EDITORIAL: Verbundenheit, Heilung und Osteopathie


Verbundenheit, Heilung und Osteopathie

Liebe Freundinnen und Freunde der Osteopathie,
 

"Lösen wir unsere Verbundenheit, stirbt unsere Menschlichkeit. Vergessen wir die Vergangenheit und die Zeremonien der Ältesten, sind wir heimatlos. Verlassen wir unser Herz, verlieren wir uns. Ehren wir das andere Geschlecht nicht, verbrennen Frauen und ertrinken Männer. Verletzen wir Mutter Erde sterben wir." (Quelle )


Verbundenheit

Indigene Weisheiten wie diese werden von den meisten Menschen intuitiv als 'wahr' empfunden. Kein Wunder, gehen sie doch auf jahrhunderttausendealte Erfahrungen zurück, die in der natürlichen Welt erfolgreich erprobt wurden und uns Menschen das Überleben gesichert haben. Glaubt man den indigenen Ältesten, leiten sich diese natürlichen Weisheiten nicht aus einem rationalen Weltverständnis ab, sondern emergieren als natürliches Weltempfinden während des Lebens in Gemeinschaften und mit der Natur. In ihm sind alle Wesen und Dinge untrennbar und aufeinander einwirkend auf einem Rad der Zeit komplex ineinander verwoben.
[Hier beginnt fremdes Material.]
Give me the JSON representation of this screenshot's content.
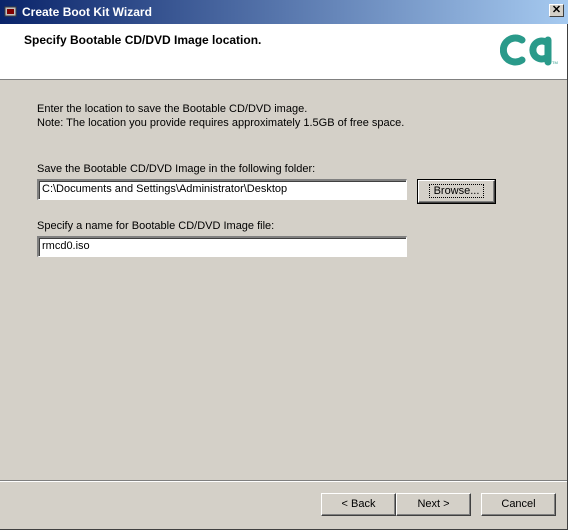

Vergangenheit, Gegenwart und Zukunft werden nicht als getrennt empfunden. Alles existiert gleichzeitig und gleichwertig. Daraus leitet sich ihre Moralquelle ab: Das Empfinden von Verbundenheit. Motivationen, Ziele und wesentliche moralische Güter wie Achtung vor Fremden, Gastfreundschaft, Achtsamer Umgang mit Lebewesen und Dingen, sowie Denken und Handeln im Dienst der Gemeinschaft richten sich daran aus. Dadurch entstehen Heimat-, Selbst- und Identitätsempfinden. Dementsprechend geht es in der indigenen Therapie primär nicht um 'Ich-ThrapeutIn', 'Du-PatientIn' und Behandlungserfolg, sondern darum, die Behandlung im Empfinden der Verbundenheit als Dienst an der Gemeinschaft und dem Ganzen auszuführen. Ganzheitliche Behandlung at it's best eben... [2]

 

Da sich dieses Weltempfinden aber – wie indigene Älteste immer wieder betonen – nicht wirklich in Worte fassen lässt, spielen bei der Überlieferung Klang, Rhythmus und Betonung eine entscheidende Rolle (wie in der Musik der Ton auch erst durch diese drei Elemente belebt wird). Und es erklärt, dass die Überlieferungen erst durch Riten, Tänze und Gesänge, in denen das Empfinden der Verbundenheit handelnd ge- und erlebt wird, ihre Kraft erhalten. Älteste (häufig Frauen aber auch Kinder) führen diese Zeremonien an, nicht weil sie viele Jahre Erfahrung, viel Wissen, Titel und Zertifikate besitzen, bekannte Autoren oder ständig auf sozialen Medien präsent sind, sondern weil sie die richtigen Klänge, Rhythmen und Betonungen kennen; und weil sie Verbundenheitsempfinden in jener Stärke alltäglich leben, um die Zeremonien im gemeinschaftlichen Sinn und nicht als Individuen anleiten zu können. Überlieferung und Zeremonien bilden damit die Hauptbedingungen für Wohlergehen, Glück, Identität und Heimat.

 

Folgerichtig sind alle Formen von Trennung potenziell zerstörerisch: Überhöhung und Abwertungen von Menschen (auch sich selbst), Tieren oder natürlichen Dingen; abstrakte (lat.: abstrahere = u.a. abtrennen) Ideale wie das 'freie und selbstbestimmte Individuum', 'reine' (= erfahrungsunabhängige) und 'kritische' (gr. krínein = scheiden, unterscheiden) Vernunft; ein jenseitiger und allmächtiger Gott; ein 'besonderes' Volk oder eine 'überlegene' Nation; der analytische (gr. análysis = u.a. Auflösung, Zergliederung) Verstand und das instrumentelle Denken als vom Herz entkoppeltes Entscheidungswerkzeug (wenn 'ich' das mache, bekomme 'ich' das dafür); ein Wirklichkeitsverständnis im Sinne getrennter Objekte, Zahlen und abstrakter Modelle; die exzessive Zurschaustellung der Subjektivität und Meinung; das dualistische Denken (Ich-Du, Wir-Ihr, dein-mein, unser-euer, Gut-Böse, Leib-Seele, Mensch-Welt, Psyche-Physis, Objekt-Subjekt, Organisches-Anorganisches, Jenseits-Diesseits, Innerlichkeit-Äußerlichkeit, Vergangenheit-Zukunft etc. ); die sich daraus ergebende Kausalität ( = zeitliche Trennung von Ursache und Wirkung); die mechanische/elektronische Zeitausrichtung (Trennung der Zeitdeutung von Naturprozessen); Geschlechter-Dominanz; Helden- und Genieethos; Technisierung; Machtstreben; Gier; Narzissmus etc. etc.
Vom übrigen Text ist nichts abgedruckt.